Piyasanın ihtiyaçları hayatın her alanında belirleyici, sanat da bundan azade değil. Eleştiri de, geniş anlamıyla eleştiri, bu piyasa egemenliğini alt edecek kadar kuvvetli olsa, filmlere, düzene, hayata dair daha ümitvar konuşurduk. Ama bu soruya da iyimser bir cevap vermek güç, başka sorulara da. Tanıtımın egemenliği, elbette sinema yazınında da etkili. Yine de, özellikle diğer sanat dallarıyla karşılaştırılınca, sinemanın eleştirinin görece varlık gösterebildiği bir alan olduğu söylenebilir. Gazetelerde, dergilerde, internette -içeriği tartışılır mutlaka ama- sinema eleştirinin konusu gene. Bunun popülist sebepleri var, yani filmleri önermek, tartışmak, başka açılardan bakmak gibi eleştiriyi var eden amaçlardan bazıları sinema sektörünün de yayın sektörünün de işine gelebilir. Bu, gazetelerde derinlikli eleştiri yazılarının çıkması anlamına falan gelmez haliyle, ancak birkaç bin vuruşta konuyu, kimlere hitap ettiğini, nesine dikkat edilebileceğini falan söyleyip çekilen eleştirmen makbul sayılır. Yani özetle tanıtımın eleştiriye fazlaca karıştığı doğruysa böyle bir seyir izlediğindendir. Diğer yandan, onlarca yıldır eleştiri uğraşını var eden, bu mesleğin ustaları sayılacak kişilerin yazmayı sürdürüyor olması gibi bu gerçeğin olumlu yanları da var.
ANLAMLI AMA YETERSİZ
Bugün dergiler ve gazetelerde sinema eserleri üzerine pek çok yazı çıkıyor. Sizce buralarda nesnel bir eleştiri yapılıyor mu?
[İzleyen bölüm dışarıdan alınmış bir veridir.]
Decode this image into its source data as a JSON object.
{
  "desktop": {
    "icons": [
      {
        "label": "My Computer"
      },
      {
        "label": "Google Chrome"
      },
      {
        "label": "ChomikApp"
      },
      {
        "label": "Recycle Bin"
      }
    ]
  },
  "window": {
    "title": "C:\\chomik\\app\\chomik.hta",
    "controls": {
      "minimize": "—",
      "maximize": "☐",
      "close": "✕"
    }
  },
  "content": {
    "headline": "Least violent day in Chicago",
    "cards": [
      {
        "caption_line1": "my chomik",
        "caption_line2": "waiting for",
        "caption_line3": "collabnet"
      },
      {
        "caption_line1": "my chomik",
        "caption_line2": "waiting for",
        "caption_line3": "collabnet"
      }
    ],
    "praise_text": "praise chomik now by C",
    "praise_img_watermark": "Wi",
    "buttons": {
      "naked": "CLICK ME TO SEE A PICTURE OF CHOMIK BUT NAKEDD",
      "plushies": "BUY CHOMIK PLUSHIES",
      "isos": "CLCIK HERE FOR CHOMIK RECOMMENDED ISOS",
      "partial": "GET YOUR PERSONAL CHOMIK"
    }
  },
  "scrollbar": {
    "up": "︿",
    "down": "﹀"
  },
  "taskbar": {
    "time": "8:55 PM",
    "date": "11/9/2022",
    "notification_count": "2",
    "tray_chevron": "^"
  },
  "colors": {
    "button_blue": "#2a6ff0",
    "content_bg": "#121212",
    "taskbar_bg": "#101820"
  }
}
Gazete ve dergilerde eleştirinin içeriği, okurunu epeyce dikkate almakla belirlenir oldu. Bu da gazetede büyük ölçüde kısa, sade, popüler olanı öne çıkaran bir yazılar silsilesi demek. Tabii ki anlamlı ama yetersizdir. Dergilerde ise daha çok sinefil denen meraklı okuru tatmine yönelik, sinemayla ilgili olma halinin yeniden üretilmesini sağlayacak bir detaycılık öne çıkıyor. İnternette daha kişisel ve acımasız izlenimlerin bolca paylaşılması giderek yaygınlaşıyor. Hepsi bundan ibaret değil, başka örnekler de var. Ama filmlerin sinema ve dünya içindeki anlamını daha geniş bir açıyla didikleyip tartışmaya niyetlenen yazıların, çok daha seyrek bulunabildiğini üzülerek kabul etmeli.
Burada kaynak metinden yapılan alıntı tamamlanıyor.